Back on "the flat" of the city again, see the City Hall, a fine modern building nicely reflected in the river. Visit the Markets, "English" Market opening off Princes Street, Patrick Street and the Grand Parade, a covered market for fish, fruit, meat and vegetables, and the Coal Quay (pronounced Kay), the open-air market which is as much part of the folk-culture of Cork as is Shandon. The Crawford Gallery in Emmet Place houses an interesting sculpture collection, including some Rodin bronzes and a fine collection of paintings.
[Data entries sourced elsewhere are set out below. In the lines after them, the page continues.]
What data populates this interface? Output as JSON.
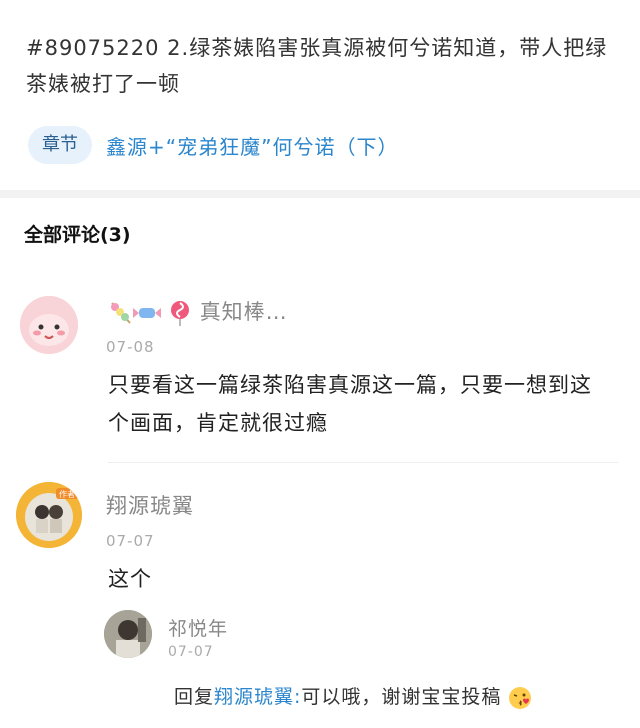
{
  "post": {
    "quote": "#89075220 2.绿茶婊陷害张真源被何兮诺知道，带人把绿茶婊被打了一顿",
    "chapter_chip": "章节",
    "chapter_title": "鑫源+“宠弟狂魔”何兮诺（下）"
  },
  "comments_header": "全部评论(3)",
  "comments": [
    {
      "name": "真知棒…",
      "date": "07-08",
      "text": "只要看这一篇绿茶陷害真源这一篇，只要一想到这个画面，肯定就很过瘾"
    },
    {
      "name": "翔源琥翼",
      "date": "07-07",
      "text": "这个",
      "badge": "作者"
    }
  ],
  "reply": {
    "name": "祁悦年",
    "date": "07-07",
    "prefix": "回复",
    "to": "翔源琥翼:",
    "text": "可以哦，谢谢宝宝投稿"
  },
  "colors": {
    "accent": "#2b86cd",
    "chip_bg": "#e6f1fb"
  },
  "icons": [
    "candy-emoji-icon",
    "kiss-emoji-icon"
  ]
}
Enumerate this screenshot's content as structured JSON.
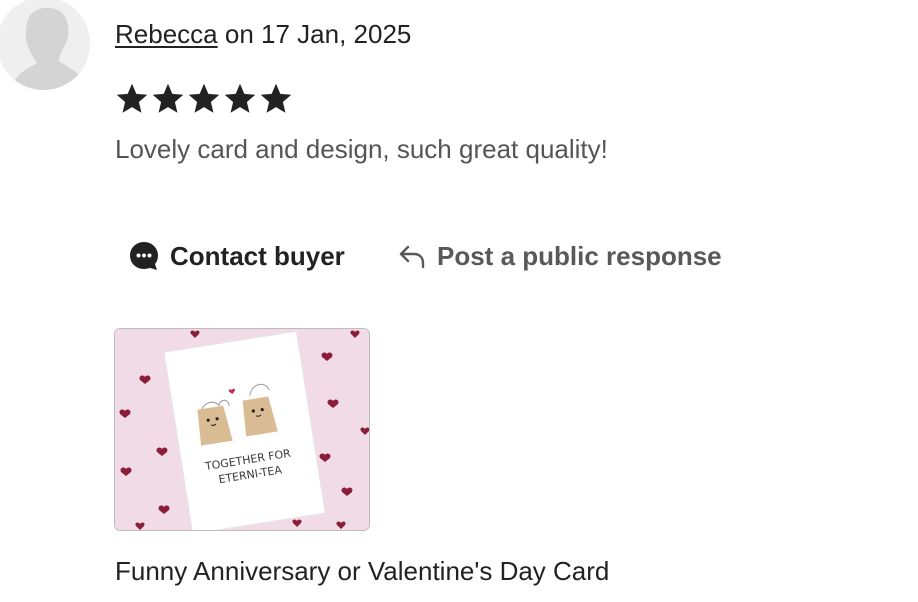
{
  "review": {
    "reviewer_name": "Rebecca",
    "date_prefix": "on",
    "date": "17 Jan, 2025",
    "rating": 5,
    "rating_max": 5,
    "text": "Lovely card and design, such great quality!"
  },
  "actions": {
    "contact_buyer_label": "Contact buyer",
    "contact_buyer_icon": "chat-bubble-icon",
    "post_response_label": "Post a public response",
    "post_response_icon": "reply-arrow-icon"
  },
  "product": {
    "title": "Funny Anniversary or Valentine's Day Card",
    "card_line_1": "TOGETHER FOR",
    "card_line_2": "ETERNI-TEA"
  },
  "colors": {
    "text_primary": "#222222",
    "text_secondary": "#555555",
    "thumb_background": "#f1dbe6",
    "heart": "#8a1d3a"
  }
}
In the Grand Parade you will find the Berwick Fountain, a monument erected to 18th- and 19th century patriots and Bishop Lucey Park which you enter through magnificent gates which have been relocated from the old entrance to the Corporation yard in Anglesea Street.
You will hear Corkonians refer to "the statue" (it may sound like "de statcha" in some voices). They will be talking about the monument to Father Theobald Matthew, 19th-century Apostle of Temperance. Unpopular as you might expect his cause to be in a place like Ireland, in fact it became a national crusade. His statue at the end of Patrick Street, near Patrick's Bridge, is Cork's best known landmark. The old gaol in Sunday's Well has been restored as an exciting visitor attraction. It tells the story of the everyday life in the Gaol in the 19th and early 20th centuries. Some of the original cells have been restored and an Audio Visual programme has been provided.